How might the transition from car storage to human housing affect the “sustainable development” of the Co-op’s community? Well, Derow predicts that turning the garage into 28 apartments and 7,000 square feet of retail will cause more drivers to circle for parking and lead to new headaches with double-parked delivery trucks. Because the garage houses 13 Zipcars, which have been shown to help curb car ownership, Derow says the conversion signals the impending arrival of “195 additional privately owned cars on our streets.”
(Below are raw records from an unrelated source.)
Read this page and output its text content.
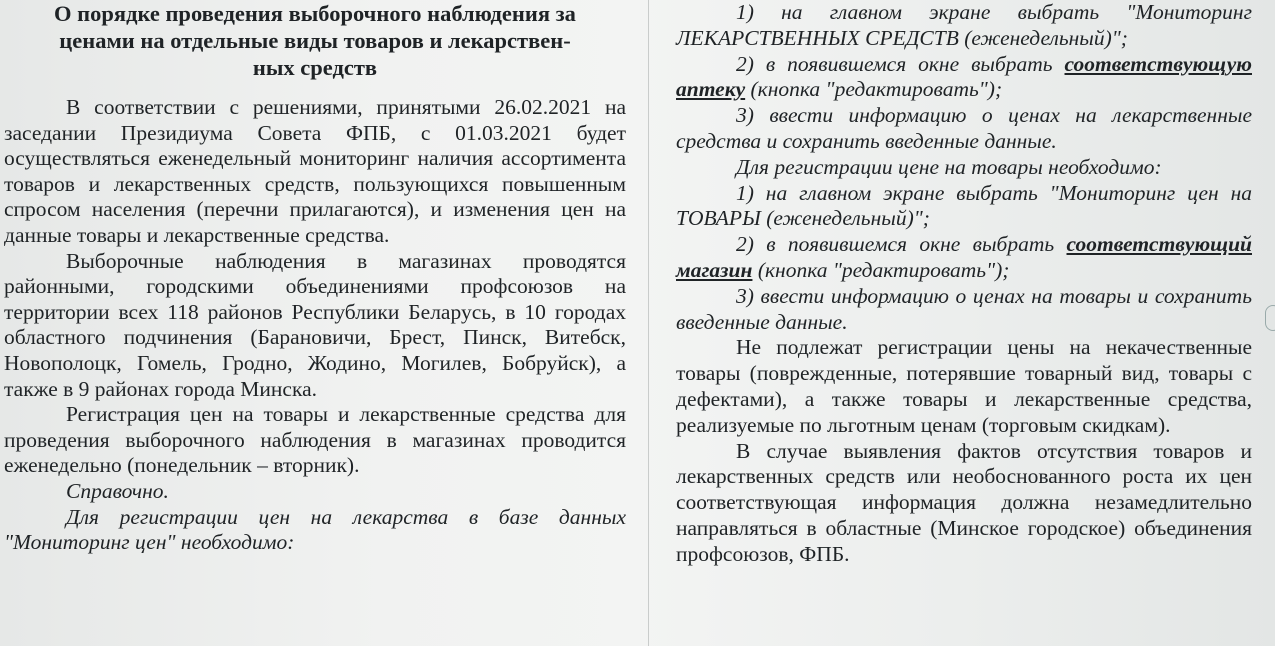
О порядке проведения выборочного наблюдения за
ценами на отдельные виды товаров и лекарствен-
ных средств

В соответствии с решениями, принятыми 26.02.2021 на заседании Президиума Совета ФПБ, с 01.03.2021 будет осуществляться еженедельный мониторинг наличия ассортимента товаров и лекарственных средств, пользующихся повышенным спросом населения (перечни прилагаются), и изменения цен на данные товары и лекарственные средства.

Выборочные наблюдения в магазинах проводятся районными, городскими объединениями профсоюзов на территории всех 118 районов Республики Беларусь, в 10 городах областного подчинения (Барановичи, Брест, Пинск, Витебск, Новополоцк, Гомель, Гродно, Жодино, Могилев, Бобруйск), а также в 9 районах города Минска.

Регистрация цен на товары и лекарственные средства для проведения выборочного наблюдения в магазинах проводится еженедельно (понедельник – вторник).

Справочно.

Для регистрации цен на лекарства в базе данных "Мониторинг цен" необходимо:

1) на главном экране выбрать "Мониторинг ЛЕКАРСТВЕННЫХ СРЕДСТВ (еженедельный)";

2) в появившемся окне выбрать соответствующую аптеку (кнопка "редактировать");

3) ввести информацию о ценах на лекарственные средства и сохранить введенные данные.

Для регистрации цене на товары необходимо:

1) на главном экране выбрать "Мониторинг цен на ТОВАРЫ (еженедельный)";

2) в появившемся окне выбрать соответствующий магазин (кнопка "редактировать");

3) ввести информацию о ценах на товары и сохранить введенные данные.

Не подлежат регистрации цены на некачественные товары (поврежденные, потерявшие товарный вид, товары с дефектами), а также товары и лекарственные средства, реализуемые по льготным ценам (торговым скидкам).

В случае выявления фактов отсутствия товаров и лекарственных средств или необоснованного роста их цен соответствующая информация должна незамедлительно направляться в областные (Минское городское) объединения профсоюзов, ФПБ.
To set the record straight: The garage itself generates car trips on Union Street. If anything, traffic on this block will decline without it. People inclined to pay for off-street parking have other options a short walk away, and people inclined to cruise for cheap curbside spaces aren’t going to park at an expensive garage in the first place. Cruising can be reduced by pricing meters so there are more open parking spaces, and truck deliveries can be handled with loading zones. There are Zipcars in several other nearby locations, so the neighborhood car-share fleet is going to be fine.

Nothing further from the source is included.